There are times when I have found it much easier to offer softness to the horses in my life. Whenever I realize I am having trouble remaining soft around people, I take that as a strong indication I have some inner work to do. Because my intention is there for my own clearing and cleansing, whatever it takes to become the best for my horses, those opportunities arise, and sometimes in surprising places.
Recently I injured my shoulder in Aikido class. I go to Aikido in order to become softer, more balanced, and better at blending with and directing whatever comes my way. Why did I injure myself? Many thoughts have run through my mind and the most compelling one is the thought that I am ready to really know my shoulder. Not just use it, not just notice when it aches after stacking 400 bales of hay, not just taking a breath and letting the shoulders fall to their normal resting place after I realize I'm holding them up and feeling defensive and worried about something.
Today my right shoulder is my meditation. Anytime I forget and move unconsciously with that shoulder, PAIN! Instant and sharp. What better teacher for me who otherwise might not bother to pay attention...
My point is that I have adopted a way of life of inquiry -- sometimes the inquiry is external to myself, and sometimes internal. I find that what I have learned about horse's survival instinct applies 100% to us humans -- when we are threatened we run, and if we cannot run, we defend. What is different is that humans have developed very complex ways to defend. Imagine if we simply bite or kicked when we felt threatened and trapped! How simple life might be!

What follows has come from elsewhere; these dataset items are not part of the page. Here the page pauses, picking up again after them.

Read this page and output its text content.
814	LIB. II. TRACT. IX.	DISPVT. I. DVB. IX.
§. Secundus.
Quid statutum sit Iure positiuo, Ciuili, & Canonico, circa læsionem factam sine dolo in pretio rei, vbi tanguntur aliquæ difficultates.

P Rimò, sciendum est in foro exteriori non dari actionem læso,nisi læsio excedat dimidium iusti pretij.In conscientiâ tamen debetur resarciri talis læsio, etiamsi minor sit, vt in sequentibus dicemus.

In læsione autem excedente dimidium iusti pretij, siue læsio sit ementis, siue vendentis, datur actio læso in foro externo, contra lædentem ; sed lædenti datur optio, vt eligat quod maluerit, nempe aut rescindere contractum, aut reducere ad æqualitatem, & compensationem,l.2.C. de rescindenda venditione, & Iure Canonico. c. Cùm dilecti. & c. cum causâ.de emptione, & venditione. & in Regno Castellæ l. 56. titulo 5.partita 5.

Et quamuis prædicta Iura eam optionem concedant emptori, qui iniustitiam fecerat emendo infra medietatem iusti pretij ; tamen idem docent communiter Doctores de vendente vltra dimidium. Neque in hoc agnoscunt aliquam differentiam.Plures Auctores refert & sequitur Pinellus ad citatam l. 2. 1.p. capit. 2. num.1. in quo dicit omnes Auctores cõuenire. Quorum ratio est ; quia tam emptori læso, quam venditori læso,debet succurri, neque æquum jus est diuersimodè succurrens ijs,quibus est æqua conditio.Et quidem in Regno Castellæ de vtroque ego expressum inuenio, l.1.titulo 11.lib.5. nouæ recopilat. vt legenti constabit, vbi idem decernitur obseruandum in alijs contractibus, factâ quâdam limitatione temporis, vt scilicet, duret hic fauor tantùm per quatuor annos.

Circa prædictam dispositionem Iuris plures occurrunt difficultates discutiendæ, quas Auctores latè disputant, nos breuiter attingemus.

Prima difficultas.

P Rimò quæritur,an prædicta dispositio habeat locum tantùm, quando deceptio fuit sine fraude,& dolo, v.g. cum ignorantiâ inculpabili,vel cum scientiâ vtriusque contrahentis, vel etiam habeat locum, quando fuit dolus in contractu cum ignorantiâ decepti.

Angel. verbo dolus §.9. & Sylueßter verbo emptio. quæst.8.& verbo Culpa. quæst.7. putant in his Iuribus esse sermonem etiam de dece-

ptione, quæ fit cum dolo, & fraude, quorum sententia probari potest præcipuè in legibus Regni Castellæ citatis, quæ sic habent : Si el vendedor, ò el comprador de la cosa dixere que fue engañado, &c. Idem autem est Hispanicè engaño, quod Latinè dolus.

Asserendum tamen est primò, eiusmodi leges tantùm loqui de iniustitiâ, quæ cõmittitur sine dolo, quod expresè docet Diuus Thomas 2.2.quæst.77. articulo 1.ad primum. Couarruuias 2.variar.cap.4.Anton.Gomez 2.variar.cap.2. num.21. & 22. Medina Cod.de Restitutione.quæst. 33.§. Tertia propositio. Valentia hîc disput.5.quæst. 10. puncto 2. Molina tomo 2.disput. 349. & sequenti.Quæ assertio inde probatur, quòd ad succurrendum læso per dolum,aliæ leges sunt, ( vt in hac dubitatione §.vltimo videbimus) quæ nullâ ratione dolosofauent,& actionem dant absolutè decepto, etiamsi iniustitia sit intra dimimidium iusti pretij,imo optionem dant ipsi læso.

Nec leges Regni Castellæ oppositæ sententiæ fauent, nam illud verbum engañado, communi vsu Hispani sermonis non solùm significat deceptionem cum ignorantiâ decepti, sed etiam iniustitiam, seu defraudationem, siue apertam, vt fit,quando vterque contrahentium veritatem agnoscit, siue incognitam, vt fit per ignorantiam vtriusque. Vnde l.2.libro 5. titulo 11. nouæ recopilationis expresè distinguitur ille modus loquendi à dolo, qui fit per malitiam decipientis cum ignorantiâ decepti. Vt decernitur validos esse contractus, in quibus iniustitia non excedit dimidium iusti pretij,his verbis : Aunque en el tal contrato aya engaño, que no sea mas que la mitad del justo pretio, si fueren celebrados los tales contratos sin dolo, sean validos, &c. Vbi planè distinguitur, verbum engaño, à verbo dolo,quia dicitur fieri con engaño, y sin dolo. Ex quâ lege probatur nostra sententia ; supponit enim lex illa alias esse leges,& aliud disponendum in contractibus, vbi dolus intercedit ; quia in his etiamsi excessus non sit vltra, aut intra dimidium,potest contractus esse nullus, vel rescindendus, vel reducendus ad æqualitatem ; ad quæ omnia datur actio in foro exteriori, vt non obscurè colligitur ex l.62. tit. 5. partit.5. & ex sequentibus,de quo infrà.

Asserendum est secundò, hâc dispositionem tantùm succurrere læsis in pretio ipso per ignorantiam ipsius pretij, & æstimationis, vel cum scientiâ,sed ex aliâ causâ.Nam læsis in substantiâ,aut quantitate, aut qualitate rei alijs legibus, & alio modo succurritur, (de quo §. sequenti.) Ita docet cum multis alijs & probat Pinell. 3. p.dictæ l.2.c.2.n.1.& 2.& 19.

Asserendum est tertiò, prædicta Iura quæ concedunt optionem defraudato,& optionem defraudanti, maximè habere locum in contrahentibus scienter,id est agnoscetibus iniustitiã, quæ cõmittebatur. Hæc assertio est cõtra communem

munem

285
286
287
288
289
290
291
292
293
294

But we don't. I will leave it to anybody who wants to figure out for themselves just what 'we' do to defend ourselves. I suggest there is a special mix of defenses that each person has developed to get through the minutes, hours, days, weeks, years of living with some larger or smaller sense of threat. It is always my hope that people find their way quickly to letting go of defenses. And always my understanding that we, just like horses, act -- when threatened -- in our own best interests despite the possible consequences to others. That is why I did not get mad when my favorite horse kicked me. He didn't do it TO ME, he simple did it.
I do look forward to a level of awareness that will allow me to learn some of these important lessons without such physical pain -- if that is possible!